Beta Integrated Oil and Gas plant is the major supplier of domestic gas to the Lima power plant which provides 16% of the available power to the Nigerian national grid. Efforts are made to ensure that down times in the plant are reduced because of the huge impact to domestic gas supply in the country. Between 2014 and 2015, multiple tripping had been observed on the transfer pump at the Beta gas plant. Laboratory analysis of the recovered solid deposits in addition to scale simulations of the hydrocarbon fluid confirmed the presence of calcium carbonate scale (85.2%wt). Although the culprit well was identified, a cost-effective surface chemical solution was immediately deployed upstream of the facility which significantly reduced the export pump downtime due to scaling and clogging. The overall treatment option adequately mitigated the calcium carbonate scale observed and also led to significant savings in pump maintenance of about a million dollars. This paper will be discussing the problem and underlying restrictions faced by the multidisciplinary team, problem solving approaches considered as well as the solution employed by deploying Phosphate Ester based chemical scale inhibitor. The scale inhibitor is specially formulated to prevent the formation of calcium carbonate, calcium sulphate, barium sulphate and strontium sulphate scales in producing wells, water injection systems and saltwater disposal systems. One major consideration in the choice and use of the product is the cost effectiveness of the product, its potency and suitability at effectively mitigating the calcium carbonate scaling in the gas plant. It was successfully qualified in the lab for use with MIC of 10-20ppm and has been previously deployed in our deep water facility.
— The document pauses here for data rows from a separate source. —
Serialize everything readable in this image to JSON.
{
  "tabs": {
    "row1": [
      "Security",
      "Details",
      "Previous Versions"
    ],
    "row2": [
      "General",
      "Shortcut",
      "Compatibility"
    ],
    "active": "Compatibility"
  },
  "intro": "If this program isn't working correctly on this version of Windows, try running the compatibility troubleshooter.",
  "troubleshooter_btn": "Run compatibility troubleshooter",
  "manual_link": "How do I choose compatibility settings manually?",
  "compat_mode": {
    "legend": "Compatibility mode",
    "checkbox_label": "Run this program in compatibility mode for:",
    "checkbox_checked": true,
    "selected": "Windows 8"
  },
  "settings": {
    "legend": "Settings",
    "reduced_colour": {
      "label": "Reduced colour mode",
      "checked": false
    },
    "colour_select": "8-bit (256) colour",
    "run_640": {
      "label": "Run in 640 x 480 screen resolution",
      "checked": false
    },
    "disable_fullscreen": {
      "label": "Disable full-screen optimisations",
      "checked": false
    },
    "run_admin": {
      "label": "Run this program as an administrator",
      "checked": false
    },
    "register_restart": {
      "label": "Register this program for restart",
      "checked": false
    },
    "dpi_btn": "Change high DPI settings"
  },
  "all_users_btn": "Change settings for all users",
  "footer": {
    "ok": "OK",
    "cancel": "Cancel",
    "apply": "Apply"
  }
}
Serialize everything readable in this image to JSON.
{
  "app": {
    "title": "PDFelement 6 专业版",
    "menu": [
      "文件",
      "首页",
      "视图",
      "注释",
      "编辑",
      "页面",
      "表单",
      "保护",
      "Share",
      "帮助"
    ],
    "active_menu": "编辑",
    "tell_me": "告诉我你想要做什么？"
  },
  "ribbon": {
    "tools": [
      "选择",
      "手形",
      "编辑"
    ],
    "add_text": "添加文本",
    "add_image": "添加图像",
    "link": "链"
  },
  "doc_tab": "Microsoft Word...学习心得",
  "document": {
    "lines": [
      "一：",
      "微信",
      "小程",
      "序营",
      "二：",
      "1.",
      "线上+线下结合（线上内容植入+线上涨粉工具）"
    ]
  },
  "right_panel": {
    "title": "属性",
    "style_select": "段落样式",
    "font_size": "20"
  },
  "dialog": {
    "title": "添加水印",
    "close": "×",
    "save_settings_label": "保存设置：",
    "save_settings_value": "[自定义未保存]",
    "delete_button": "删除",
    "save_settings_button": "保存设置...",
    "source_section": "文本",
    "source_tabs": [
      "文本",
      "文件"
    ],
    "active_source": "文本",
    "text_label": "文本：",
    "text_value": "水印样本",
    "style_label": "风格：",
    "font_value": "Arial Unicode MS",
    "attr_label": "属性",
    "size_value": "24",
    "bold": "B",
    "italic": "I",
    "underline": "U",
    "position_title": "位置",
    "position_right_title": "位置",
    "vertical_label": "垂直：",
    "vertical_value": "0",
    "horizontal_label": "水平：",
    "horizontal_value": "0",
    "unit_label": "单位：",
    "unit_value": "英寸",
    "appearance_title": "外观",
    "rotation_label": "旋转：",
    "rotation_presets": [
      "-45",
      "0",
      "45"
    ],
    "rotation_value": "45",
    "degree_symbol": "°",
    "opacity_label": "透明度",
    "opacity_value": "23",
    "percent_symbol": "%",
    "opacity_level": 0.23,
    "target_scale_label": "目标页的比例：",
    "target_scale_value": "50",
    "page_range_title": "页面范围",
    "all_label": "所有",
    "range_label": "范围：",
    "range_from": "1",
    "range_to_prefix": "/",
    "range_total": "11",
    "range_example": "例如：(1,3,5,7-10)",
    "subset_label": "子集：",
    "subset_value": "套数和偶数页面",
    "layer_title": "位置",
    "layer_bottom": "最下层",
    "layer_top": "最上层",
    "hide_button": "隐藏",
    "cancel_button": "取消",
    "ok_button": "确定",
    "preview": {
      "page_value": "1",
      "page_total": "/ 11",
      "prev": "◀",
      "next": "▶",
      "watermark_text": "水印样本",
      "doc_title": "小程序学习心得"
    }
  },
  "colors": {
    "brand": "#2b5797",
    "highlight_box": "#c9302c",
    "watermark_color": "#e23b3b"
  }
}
Laboratory tests indicate it is effective in produced water with iron and high bicarbonate content as is the case for Beta gas plant. In addition, laboratory tests indicate it does not encourage deposition of naphthenates in produced water as is observed with some phosphate based scale inhibitors. The product is also readily available in-country hence no long delivery lead time challenges, besides there is significant cost and logistics value to be realized from its deployment in Beta oil and gas plant.